Alphonse Elric, in the first opening to Fullmetal Alchemist

The concept of Equivalent Exchange introduced in the anime quoted above inspired the title of this blog. “To obtain, something of equal value must be lost.” Though this term was recently coined, the concept is a familiar one and has been around for a long time. It is found as guides, rules, and laws in philosophy, religion, and science. For example:

• Do unto others as you would have them do unto you.
• Don’t take more than you give.
• Give and you shall receive.
• What goes around comes around.
• There’s no such thing as a free lunch.
• You get what you pay for.
• You get what you deserve.
• An eye for an eye, a tooth for a tooth.
• You scratch my back, and I’ll scratch yours.
• Energy is neither created nor destroyed.
• Every action has an equal and opposite reaction.
• Yin and yang.
• Karma.

I’m sure many more can be listed. I invite my readers to submit them.

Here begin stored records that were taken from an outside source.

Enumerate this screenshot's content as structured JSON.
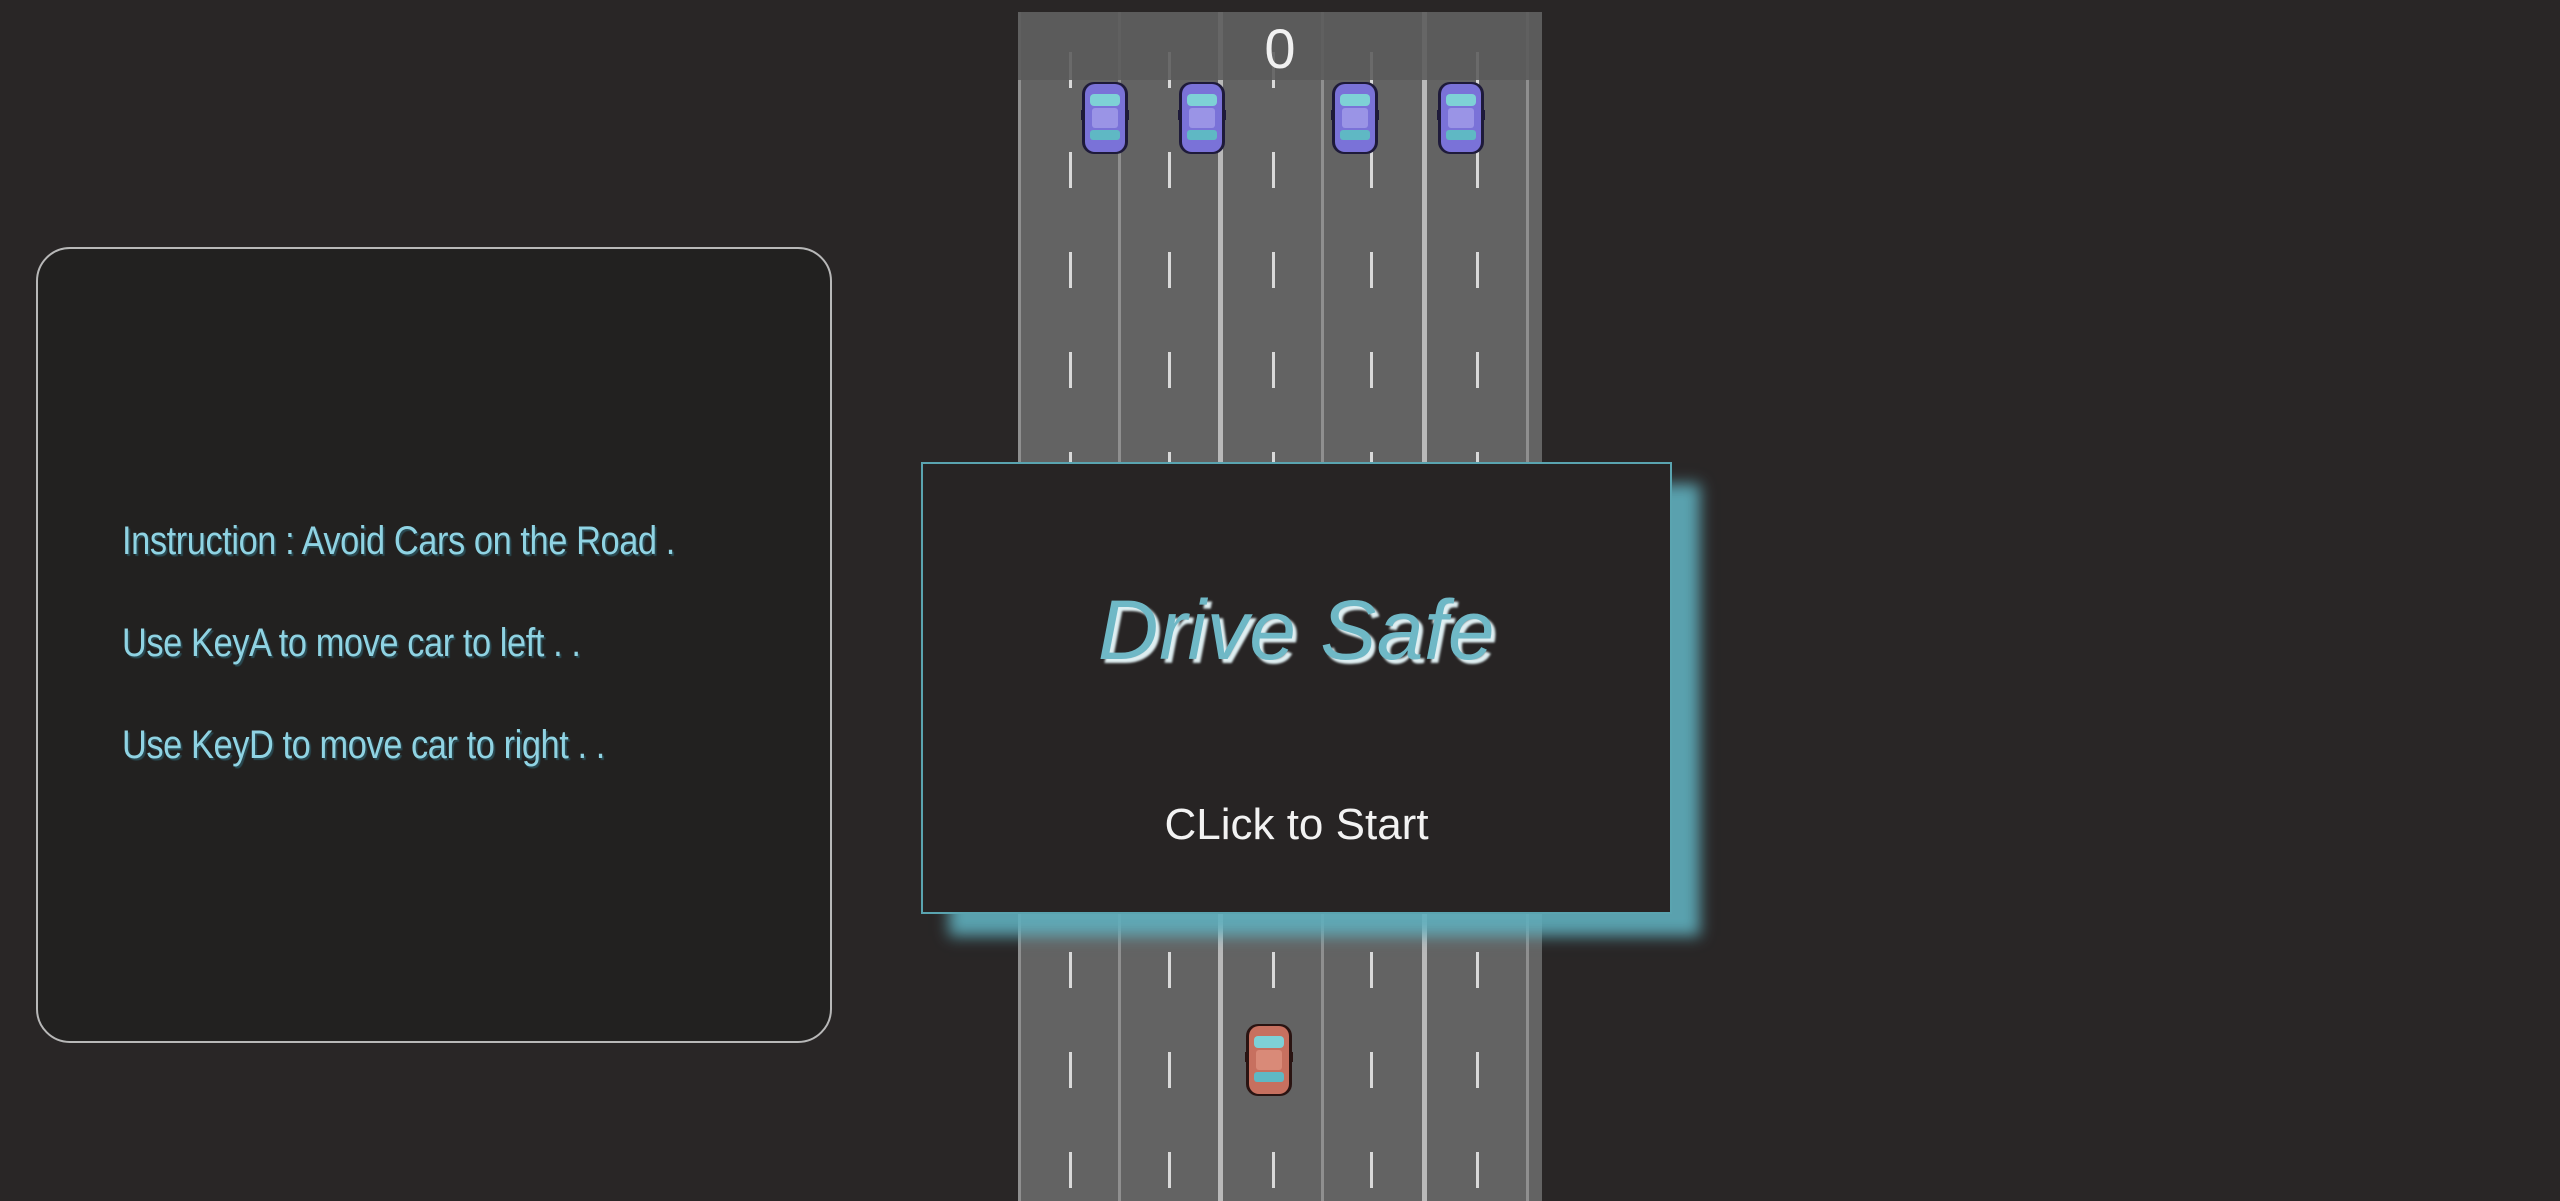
{
  "instructions": {
    "lines": [
      "Instruction : Avoid Cars on the Road .",
      "Use KeyA to move car to left . .",
      "Use KeyD to move car to right . ."
    ]
  },
  "score": {
    "value": "0"
  },
  "modal": {
    "title": "Drive Safe",
    "start_label": "CLick to Start"
  },
  "colors": {
    "background": "#292626",
    "road": "#636363",
    "accent": "#5aa4b0",
    "enemy_car": "#7a72d8",
    "player_car": "#c7705f"
  }
}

These are all conservation laws: total value is maintained, even while it changes hands. And they certainly seem to be “conservative”:  all things being equal, they usually hold.

That being said, this blog isn’t specifically about “equivalent exchange”, except for hopefully obtaining the value of knowledge for the effort expended. Instead, I hope to explore a common thread that runs through philosophy, logic, and semiotics in the form of “double duals” (which themselves seem to have the property of equivalent exchange), with the goal of understanding and classifying different philosophical subjects and systems, exploring the nature of pluralism, and enhancing dialogue between opposing viewpoints. The image of the Tower of Babel in the title banner was chosen because public discourse has become fragmented and even broken.